Vaskin Y Y, Khomicheva I V, Ignatieva E V, Vityaev E E
Novosibirsk State University, Department of Information Technology, Novosibirsk, Russia.
In Silico Biol. 2011;11(3-4):97-108. doi: 10.3233/ISB-2012-0448.
The task of automatic extraction of the hierarchical structure of eukaryotic gene regulatory regions is in the junction of the fields of biology, mathematics and information technologies. A solution of the problem involves understanding of sophisticated mechanisms of eukaryotic gene regulation and applying advanced data mining technologies. In the paper the integrated system, implementing a powerful relation mining of biological data method, is discussed. The system allows taking into account prior information about the gene regulatory regions that is known by the biologist, performing the analysis on each hierarchical level, searching for a solution from a simple hypothesis to a complex one. The integration of ExpertDiscovery system into UGENE toolkit provides a convenient environment for conducting complex research and automating the work of a biologist. For demonstration, the system has been applied for recognition of SF1, SREBP, HNF4 vertebrate binding sites and for the analysis the human gene regulatory regions that promote liver-specific transcription.

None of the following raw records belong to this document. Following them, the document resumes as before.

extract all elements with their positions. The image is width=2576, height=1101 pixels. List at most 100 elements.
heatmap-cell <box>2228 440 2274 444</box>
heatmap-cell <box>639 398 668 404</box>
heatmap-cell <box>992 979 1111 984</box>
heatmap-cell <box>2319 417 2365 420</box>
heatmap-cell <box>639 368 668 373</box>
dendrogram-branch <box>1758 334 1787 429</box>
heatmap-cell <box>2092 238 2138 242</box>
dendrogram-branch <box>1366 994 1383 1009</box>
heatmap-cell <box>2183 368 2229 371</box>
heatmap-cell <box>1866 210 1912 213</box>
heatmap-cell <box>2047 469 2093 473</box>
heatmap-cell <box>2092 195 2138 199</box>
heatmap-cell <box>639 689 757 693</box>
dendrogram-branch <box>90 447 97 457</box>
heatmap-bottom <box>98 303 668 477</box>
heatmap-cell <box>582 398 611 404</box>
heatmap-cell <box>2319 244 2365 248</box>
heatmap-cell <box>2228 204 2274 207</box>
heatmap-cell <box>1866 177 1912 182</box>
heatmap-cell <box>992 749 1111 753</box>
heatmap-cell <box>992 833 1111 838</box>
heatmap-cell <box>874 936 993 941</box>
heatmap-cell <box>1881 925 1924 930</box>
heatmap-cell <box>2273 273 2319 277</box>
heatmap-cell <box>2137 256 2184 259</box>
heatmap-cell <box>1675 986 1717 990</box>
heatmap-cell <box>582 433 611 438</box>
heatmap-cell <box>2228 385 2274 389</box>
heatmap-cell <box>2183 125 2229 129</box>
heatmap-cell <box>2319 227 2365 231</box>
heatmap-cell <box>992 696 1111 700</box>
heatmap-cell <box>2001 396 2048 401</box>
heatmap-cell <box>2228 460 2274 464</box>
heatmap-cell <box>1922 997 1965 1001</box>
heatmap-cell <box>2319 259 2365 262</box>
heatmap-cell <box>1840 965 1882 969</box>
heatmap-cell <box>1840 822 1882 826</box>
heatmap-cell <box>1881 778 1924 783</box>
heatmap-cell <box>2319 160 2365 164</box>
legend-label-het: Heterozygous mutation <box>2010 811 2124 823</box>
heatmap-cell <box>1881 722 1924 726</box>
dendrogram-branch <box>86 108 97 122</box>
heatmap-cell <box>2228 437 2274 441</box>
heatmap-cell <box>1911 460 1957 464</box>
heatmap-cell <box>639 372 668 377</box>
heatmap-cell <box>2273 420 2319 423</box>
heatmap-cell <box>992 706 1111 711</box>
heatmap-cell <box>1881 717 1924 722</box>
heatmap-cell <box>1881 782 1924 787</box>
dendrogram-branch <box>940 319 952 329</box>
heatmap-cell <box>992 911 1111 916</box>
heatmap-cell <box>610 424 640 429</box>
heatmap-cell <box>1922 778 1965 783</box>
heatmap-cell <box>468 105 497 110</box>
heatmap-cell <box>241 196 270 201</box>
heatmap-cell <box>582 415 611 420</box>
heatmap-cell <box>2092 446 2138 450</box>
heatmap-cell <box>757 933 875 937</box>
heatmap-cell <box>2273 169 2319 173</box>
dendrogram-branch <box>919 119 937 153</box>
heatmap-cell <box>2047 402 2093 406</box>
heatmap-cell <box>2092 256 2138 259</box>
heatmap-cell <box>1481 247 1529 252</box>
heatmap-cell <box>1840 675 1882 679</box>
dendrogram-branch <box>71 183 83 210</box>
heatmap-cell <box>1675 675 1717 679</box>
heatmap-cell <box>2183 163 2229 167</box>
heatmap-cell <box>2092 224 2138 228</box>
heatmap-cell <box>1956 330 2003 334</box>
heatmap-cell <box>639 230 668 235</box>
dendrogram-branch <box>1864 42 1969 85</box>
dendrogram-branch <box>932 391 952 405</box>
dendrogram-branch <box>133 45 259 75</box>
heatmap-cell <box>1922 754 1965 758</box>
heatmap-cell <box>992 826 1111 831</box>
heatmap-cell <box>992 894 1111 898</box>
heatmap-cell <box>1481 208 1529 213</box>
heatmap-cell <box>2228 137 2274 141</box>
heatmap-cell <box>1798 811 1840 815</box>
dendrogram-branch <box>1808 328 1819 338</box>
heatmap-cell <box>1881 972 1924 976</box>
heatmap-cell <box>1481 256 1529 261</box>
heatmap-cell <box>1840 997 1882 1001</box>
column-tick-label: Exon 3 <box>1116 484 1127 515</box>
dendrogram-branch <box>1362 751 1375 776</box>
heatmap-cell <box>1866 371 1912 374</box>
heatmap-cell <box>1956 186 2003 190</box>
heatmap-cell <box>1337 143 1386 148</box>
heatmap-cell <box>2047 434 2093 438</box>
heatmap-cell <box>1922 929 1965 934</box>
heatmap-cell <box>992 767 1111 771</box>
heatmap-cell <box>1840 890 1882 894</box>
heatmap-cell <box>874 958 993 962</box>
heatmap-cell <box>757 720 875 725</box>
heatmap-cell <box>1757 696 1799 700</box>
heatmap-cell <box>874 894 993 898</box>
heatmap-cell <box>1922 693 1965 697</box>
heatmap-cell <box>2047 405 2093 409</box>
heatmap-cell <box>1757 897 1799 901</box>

真核基因调控区域层次结构的自动提取任务处于生物学、数学和信息技术领域的交叉点。该问题的解决涉及对真核基因调控复杂机制的理解以及应用先进的数据挖掘技术。本文讨论了一个集成系统,该系统实施了一种强大的生物数据关系挖掘方法。该系统允许考虑生物学家已知的关于基因调控区域的先验信息,在每个层次水平上进行分析,从简单假设到复杂假设寻找解决方案。将ExpertDiscovery系统集成到UGENE工具包中为进行复杂研究和使生物学家的工作自动化提供了一个便利的环境。为作演示,该系统已应用于识别脊椎动物的SF1、SREBP、HNF4结合位点以及分析促进肝脏特异性转录的人类基因调控区域。